Merle Eberly, a gifted athlete from little Clarinda, Iowa, developed a deep love for the game of baseball when he was just a kid – and that love and respect for the game burned in the man’s heart right up until the moment he died. So have a lot of us, you say? Well, consider this: Merle spent as much time playing and coaching the game of baseball for the Clarinda A’s (four decades) as he did working the job that put food on the table (small-town newspaperman) for him, his wife, and their six children. And there is little doubt that coaching baseball was the position Merle considered to be his real life’s work.
For good reason, Merle was a man who believed in second chances. If not for the coaches who saw enough in him to challenge him to use sports to turn his own lazy approach to life around, Merle’s life would have turned out much differently than it did. Sports saved Merle from himself and showed him what he was capable of achieving, even in a small town whose five thousand citizens sometimes feel as if they live two hours from just about everything. What the town did have was a baseball team, a team that everyone in town was proud to call its own.

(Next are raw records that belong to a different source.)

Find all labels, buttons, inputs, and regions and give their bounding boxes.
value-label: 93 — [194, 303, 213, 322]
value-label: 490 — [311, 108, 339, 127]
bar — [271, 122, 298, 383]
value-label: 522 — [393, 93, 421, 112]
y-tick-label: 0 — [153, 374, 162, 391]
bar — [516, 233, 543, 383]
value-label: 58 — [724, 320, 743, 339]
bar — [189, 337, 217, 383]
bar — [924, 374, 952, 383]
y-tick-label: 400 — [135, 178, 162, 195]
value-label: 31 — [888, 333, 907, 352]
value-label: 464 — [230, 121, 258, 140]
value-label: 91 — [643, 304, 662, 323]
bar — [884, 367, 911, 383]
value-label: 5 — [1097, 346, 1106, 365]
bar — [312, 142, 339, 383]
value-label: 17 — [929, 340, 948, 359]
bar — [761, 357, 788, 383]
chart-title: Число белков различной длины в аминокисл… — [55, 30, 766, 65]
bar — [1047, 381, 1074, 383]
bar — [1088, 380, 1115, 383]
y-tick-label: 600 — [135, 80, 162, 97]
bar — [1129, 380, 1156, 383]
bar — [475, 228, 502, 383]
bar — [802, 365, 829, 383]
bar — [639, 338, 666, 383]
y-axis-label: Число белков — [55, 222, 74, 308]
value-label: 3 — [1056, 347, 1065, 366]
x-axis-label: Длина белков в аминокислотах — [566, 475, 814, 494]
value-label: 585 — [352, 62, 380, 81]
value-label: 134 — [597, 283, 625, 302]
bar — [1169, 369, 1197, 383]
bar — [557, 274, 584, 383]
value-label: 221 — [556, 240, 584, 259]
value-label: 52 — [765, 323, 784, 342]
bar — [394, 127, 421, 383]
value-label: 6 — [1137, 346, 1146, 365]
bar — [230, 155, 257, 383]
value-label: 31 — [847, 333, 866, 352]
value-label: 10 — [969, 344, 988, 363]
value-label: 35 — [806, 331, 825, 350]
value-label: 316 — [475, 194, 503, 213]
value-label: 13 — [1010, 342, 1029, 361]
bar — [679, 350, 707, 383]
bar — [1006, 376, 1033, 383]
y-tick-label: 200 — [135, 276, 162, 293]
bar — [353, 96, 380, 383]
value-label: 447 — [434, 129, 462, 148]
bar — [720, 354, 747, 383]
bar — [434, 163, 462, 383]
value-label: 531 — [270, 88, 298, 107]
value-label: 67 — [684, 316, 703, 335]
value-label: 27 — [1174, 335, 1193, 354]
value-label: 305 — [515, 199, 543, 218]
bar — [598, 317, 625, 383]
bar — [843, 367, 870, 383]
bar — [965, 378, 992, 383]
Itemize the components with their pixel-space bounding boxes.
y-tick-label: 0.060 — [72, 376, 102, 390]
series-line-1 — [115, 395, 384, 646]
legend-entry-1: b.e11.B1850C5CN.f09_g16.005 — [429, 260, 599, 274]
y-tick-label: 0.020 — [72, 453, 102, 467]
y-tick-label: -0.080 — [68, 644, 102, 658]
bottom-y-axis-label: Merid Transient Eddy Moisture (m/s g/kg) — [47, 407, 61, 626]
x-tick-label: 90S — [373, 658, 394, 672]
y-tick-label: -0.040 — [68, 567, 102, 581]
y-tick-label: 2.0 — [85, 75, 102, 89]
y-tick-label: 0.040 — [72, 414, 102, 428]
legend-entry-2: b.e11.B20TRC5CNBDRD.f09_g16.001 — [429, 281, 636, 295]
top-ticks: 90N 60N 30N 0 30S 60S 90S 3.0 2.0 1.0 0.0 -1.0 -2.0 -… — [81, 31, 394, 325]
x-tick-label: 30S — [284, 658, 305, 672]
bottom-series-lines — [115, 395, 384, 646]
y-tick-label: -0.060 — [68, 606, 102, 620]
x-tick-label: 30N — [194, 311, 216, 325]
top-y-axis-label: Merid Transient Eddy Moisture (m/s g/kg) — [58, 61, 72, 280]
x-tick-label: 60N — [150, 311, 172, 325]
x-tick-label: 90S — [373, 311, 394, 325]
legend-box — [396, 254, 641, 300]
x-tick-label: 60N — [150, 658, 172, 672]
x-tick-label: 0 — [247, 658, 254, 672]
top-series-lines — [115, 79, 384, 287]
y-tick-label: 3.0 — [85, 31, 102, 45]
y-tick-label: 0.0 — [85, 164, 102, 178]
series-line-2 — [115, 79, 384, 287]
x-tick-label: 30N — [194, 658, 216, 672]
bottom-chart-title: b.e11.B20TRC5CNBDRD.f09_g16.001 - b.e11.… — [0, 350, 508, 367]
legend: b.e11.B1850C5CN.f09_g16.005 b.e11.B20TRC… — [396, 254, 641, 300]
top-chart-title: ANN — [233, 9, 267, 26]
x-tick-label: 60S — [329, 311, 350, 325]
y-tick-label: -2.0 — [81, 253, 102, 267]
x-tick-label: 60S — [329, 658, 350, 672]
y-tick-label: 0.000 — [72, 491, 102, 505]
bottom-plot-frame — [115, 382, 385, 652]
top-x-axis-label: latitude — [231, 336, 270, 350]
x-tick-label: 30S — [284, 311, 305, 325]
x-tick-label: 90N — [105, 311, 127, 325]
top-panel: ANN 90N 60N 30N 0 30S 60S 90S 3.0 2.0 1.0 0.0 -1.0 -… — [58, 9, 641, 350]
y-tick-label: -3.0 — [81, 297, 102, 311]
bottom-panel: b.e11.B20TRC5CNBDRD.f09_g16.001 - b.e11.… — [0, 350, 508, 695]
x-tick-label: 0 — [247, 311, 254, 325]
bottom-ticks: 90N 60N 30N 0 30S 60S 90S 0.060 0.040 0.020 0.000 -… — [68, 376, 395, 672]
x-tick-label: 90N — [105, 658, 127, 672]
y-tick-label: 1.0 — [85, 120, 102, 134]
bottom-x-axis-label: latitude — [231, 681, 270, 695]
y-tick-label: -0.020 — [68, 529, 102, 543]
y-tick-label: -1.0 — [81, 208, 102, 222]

Merle, a natural catcher because of his size, was an essential part of that team, as player and coach, for over forty years, and he used the team countless times to pay forward the favor done to him by those high school coaches so many years earlier. Before it was over, Merle and the Clarinda A’s were synonymous – and today a bronze bust of Merle Eberly is prominently displayed at the team’s ballpark, a ballpark that sits snugly between corn fields, auction barns, and hog yards just as it always has.
An immediate goal of Merle’s when he became a player/manager for the A’s was to bring his team to national prominence by successfully playing against such a high level of competition that the A’s could not be ignored. He succeeded in that goal to such a degree that college coaches from around the country soon felt comfortable sending Merle “projects” of their own during the summer months that the college programs shut down for the season. These “projects” were players either on the verge of breakthrough to a higher level or those who needed to be tested against better competition once and for all to determine what could be expected of them by their coaches.
Merle ran a tight ship. He expected a lot from his players, a complete dedication to the game while he coached them in Clarinda, and players unable or unwilling to live up to Merle’s standards were sent packing. The second chance they got from Merle to turn their careers around was usually the only second chance he gave his players – misbehavior in a town as small as Clarinda is impossible to hide, especially since every player on the team lives with a host family for the summer. Drugs, drinking, and all-night partying were firing offenses.
So how good was Merle’s program? Without the Clarinda A’s, baseball may have given up on Hall-of-Famer Ozzie Smith before he had a chance to show what he could do despite his small size. And Ozzie was not Merle’s only major league success story. Other major leaguers who played for Merle include: Buddy Black, Von Hayes, Jose Alvarez, Scott Brosius, Andy Benes, Cal Edred, Chuck Knoblauch, Brady Clark, and Andrew Cashner.
Many of Merle’s players became lifelong friends to Merle and his wife Pat. Over the years they helped support the program with financial help and the kind of moral support that money can’t buy, and when Merle died in 2011 many of them were among the 600 people who attended his funeral.
The Baseball Whisperer is much more than just another baseball book; it is a book about life – an example of how to make the most of life while at the same time giving back to the community that made it all possible. Merle Eberly was a remarkable man, and baseball was lucky to have him for as long as it did. We all were.